25 SETTEMBRE 2012. La Guardia di Finanza di Pescara ha sequestrato disponibilità finanziarie per € 130.000,00 circa, detenute su tre conti correnti dai componenti di una nota famiglia ROM, residente in città, che, nemmeno a dirlo, erano privi di occupazione.
I destinatari del provvedimento di sequestro, nonché i loro familiari, come hanno accertato i finanzieri del Nucleo di Polizia Tributaria della Guardia di Finanza di Pescara, non risultano avere mai svolto alcuna attività lavorativa e, conseguentemente, non hanno mai presentato dichiarazioni dei redditi al fisco al cui cospetto sarebbero dei perfetti sconosciuti se non si fossero presentati per richiedere il numero di codice fiscale, necessario per l’apertura di un rapporto bancario e, con ogni probabilità, anche per ottenere qualche prestazione sociale agevolata, quali assegni per indigenza.
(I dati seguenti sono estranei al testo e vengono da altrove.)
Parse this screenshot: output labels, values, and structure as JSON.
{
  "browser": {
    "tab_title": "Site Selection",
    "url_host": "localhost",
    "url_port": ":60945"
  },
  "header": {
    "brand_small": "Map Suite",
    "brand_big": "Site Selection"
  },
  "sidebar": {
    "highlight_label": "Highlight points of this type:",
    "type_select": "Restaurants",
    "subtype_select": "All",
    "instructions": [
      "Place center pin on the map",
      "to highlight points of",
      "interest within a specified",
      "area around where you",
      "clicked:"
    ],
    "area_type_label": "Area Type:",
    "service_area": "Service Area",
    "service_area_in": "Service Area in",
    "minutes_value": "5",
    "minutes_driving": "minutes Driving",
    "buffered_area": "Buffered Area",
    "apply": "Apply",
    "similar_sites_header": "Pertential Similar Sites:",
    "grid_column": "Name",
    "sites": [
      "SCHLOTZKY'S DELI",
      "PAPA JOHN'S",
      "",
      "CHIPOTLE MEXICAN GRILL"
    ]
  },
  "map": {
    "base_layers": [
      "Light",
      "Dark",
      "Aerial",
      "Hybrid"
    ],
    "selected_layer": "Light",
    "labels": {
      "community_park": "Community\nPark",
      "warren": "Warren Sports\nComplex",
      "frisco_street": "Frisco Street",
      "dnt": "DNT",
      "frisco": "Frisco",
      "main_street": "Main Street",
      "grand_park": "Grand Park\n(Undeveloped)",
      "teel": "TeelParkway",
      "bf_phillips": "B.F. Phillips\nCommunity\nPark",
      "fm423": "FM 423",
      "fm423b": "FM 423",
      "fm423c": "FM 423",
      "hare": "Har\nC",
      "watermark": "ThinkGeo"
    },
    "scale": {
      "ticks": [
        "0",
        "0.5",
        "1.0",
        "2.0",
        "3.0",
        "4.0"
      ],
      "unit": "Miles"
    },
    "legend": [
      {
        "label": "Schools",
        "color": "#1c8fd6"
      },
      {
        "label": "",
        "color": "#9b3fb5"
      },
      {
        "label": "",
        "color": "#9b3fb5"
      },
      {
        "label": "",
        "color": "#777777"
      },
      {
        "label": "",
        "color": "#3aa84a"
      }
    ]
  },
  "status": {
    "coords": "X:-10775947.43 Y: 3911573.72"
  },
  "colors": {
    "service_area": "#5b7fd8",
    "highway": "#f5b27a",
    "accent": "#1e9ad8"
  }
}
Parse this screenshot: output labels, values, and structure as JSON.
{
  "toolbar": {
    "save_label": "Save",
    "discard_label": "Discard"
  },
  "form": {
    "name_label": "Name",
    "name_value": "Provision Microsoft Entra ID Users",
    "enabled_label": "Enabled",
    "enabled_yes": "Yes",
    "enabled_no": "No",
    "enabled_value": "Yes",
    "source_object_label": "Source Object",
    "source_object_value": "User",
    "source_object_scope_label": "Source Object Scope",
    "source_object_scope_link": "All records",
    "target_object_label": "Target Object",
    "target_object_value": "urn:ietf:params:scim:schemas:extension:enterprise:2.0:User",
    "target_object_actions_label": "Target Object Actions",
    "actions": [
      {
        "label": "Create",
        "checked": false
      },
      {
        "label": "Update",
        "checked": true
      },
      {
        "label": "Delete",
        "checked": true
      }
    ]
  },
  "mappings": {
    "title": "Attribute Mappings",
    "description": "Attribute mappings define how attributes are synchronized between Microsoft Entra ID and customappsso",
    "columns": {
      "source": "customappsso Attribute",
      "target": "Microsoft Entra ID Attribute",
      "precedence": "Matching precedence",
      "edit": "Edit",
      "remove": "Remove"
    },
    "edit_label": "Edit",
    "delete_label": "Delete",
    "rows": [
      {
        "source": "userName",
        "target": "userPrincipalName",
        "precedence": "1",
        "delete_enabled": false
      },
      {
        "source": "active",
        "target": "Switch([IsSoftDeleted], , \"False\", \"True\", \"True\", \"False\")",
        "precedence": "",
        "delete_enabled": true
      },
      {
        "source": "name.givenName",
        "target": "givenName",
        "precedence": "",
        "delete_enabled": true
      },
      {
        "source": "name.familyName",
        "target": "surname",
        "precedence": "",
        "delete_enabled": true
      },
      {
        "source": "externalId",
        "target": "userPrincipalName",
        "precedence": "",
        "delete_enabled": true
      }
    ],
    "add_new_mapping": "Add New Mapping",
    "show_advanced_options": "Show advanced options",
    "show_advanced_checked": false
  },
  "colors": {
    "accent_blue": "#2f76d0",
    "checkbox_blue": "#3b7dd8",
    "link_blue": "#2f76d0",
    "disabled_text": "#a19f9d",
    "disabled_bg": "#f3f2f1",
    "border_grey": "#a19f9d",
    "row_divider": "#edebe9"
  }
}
Per contro, allo Stato ed in particolare al casellario giudiziale, i loro nomi erano ben conosciuti, posto che a loro carico esistono diversi pregiudizi penali tanto con riguardo al traffico di sostanze stupefacenti quanto a reati predatori.
Del resto, nei confronti dello stesso clan, già nello scorso mese di maggio, le Fiamme Gialle pescaresi avevano sottoposto a sequestro altri due conti correnti per complessivi € 120.00,00 ed una Volkswagen Golf.
Anche in questo caso l’istituto giuridico applicato è quello del sequestro preventivo ex art. 321 c.p.p. che è finalizzato alla successiva confisca per quei beni ovvero altre utilità di cui non si riesce a giustificare la legittima provenienza (art. 12 sexies della L. nr. 356/1992).
Il provvedimento emesso dal Tribunale di Pescara – Sezione penale – su richiesta della locale Procura della Repubblica è stato adottato dopo che la Guardia di Finanza ha rilevato l’anomala operatività dei conti correnti rapportata alle capacità reddituali nulle dei titolari dei rapporti.
Tali azioni repressive rientrano nei prioritari compiti del Corpo nel campo della polizia economico-finanziaria volti a garantire il sistema economico al fine di impedire il reinvestimento nel processo produttivo dei capitali “sporchi” prodotti dalla criminalità, intercettandoli nel momento del loro contatto con il sistema bancario e finanziario.